Simone A. James Alexander is Professor of English, Africana Studies and Women and Gender Studies and Director of Africana Studies at Seton Hall University, New Jersey, where she teaches and researches in the areas of Postcolonial literature, African American literature, African literature, Caribbean literature, Russian literature, American Literature and women writers. She was the immediate past Chair of the Department of Africana Studies.
Born in Georgetown, Guyana, Dr. Alexander attended Rosignol Primary School and New Amsterdam Multilateral High School, before taking Spanish at University of Guyana for a year.

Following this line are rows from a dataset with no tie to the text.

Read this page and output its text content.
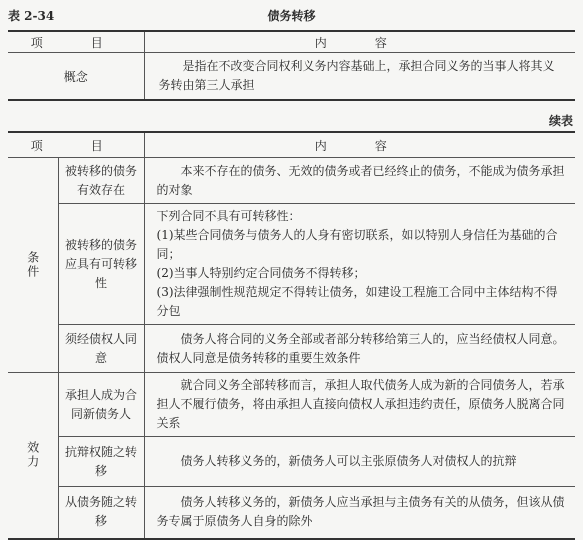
表 2-34	债务转移
项　目	内　容
概念	是指在不改变合同权利义务内容基础上，承担合同义务的当事人将其义务转由第三人承担
续表
项　目		内　容
条件	被转移的债务有效存在	本来不存在的债务、无效的债务或者已经终止的债务，不能成为债务承担的对象

	被转移的债务应具有可转移性	下列合同不具有可转移性：

(1)某些合同债务与债务人的人身有密切联系，如以特别人身信任为基础的合同；

(2)当事人特别约定合同债务不得转移；

(3)法律强制性规范规定不得转让债务，如建设工程施工合同中主体结构不得分包

	须经债权人同意	债务人将合同的义务全部或者部分转移给第三人的，应当经债权人同意。债权人同意是债务转移的重要生效条件

效力	承担人成为合同新债务人	就合同义务全部转移而言，承担人取代债务人成为新的合同债务人，若承担人不履行债务，将由承担人直接向债权人承担违约责任，原债务人脱离合同关系

	抗辩权随之转移	债务人转移义务的，新债务人可以主张原债务人对债权人的抗辩

	从债务随之转移	债务人转移义务的，新债务人应当承担与主债务有关的从债务，但该从债务专属于原债务人自身的除外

She then headed to Moscow, Russia.
Alexander received her Ph.D. and an M.A. from Rutgers University (New Brunswick) in the Department of Comparative Literature. She received a second master’s degree from the Department of Russian Language and Literature at the University Druzby Narodof (Moscow, Russia). Her articles have appeared in African American Review, Anglistica, New Mango Season: A Journal of Caribbean Women’s Writing, Revista Review InterAmericana, African Literature Association Bulletin, and edited collections. Professor Alexander is author of the award-winning book African Diasporic Women’s Narratives: Politics of Resistance, Survival and Citizenship (University of Florida Press, 2014).
In addition to being the recipient of the 2015 College Language Association Creative Scholarship Award, African Diasporic Women’s Narratives received honorary mention by the African Literature Association Book of the Year Scholarship Award (2016). Due to its success, the book was reprinted in paperback in May 2016. Professor Alexander was named Researcher of the Year by the College of Arts and Sciences at Seton Hall University (2016). Professor Alexander is also the author of Mother Imagery in the Novels of Afro-Caribbean Women (University of Missouri Press, 2001) and co-editor of Feminist & Critical Perspectives on Caribbean Mothering (Africa World Press, 2013). Dr. Alexander is a three-time recipient of the Global Scholar Award at the Institute for Research on Women at Rutgers University, New Brunswick. She also served as Mentor at the Woodrow Wilson National Fellowship Foundation in Princeton.
Professor Alexander’s current projects include Black Freedom in (Communist) Russia: Great Expectations, Utopian Visions and Bodies of (In)Difference: Gender, Sexuality, and Nationhood.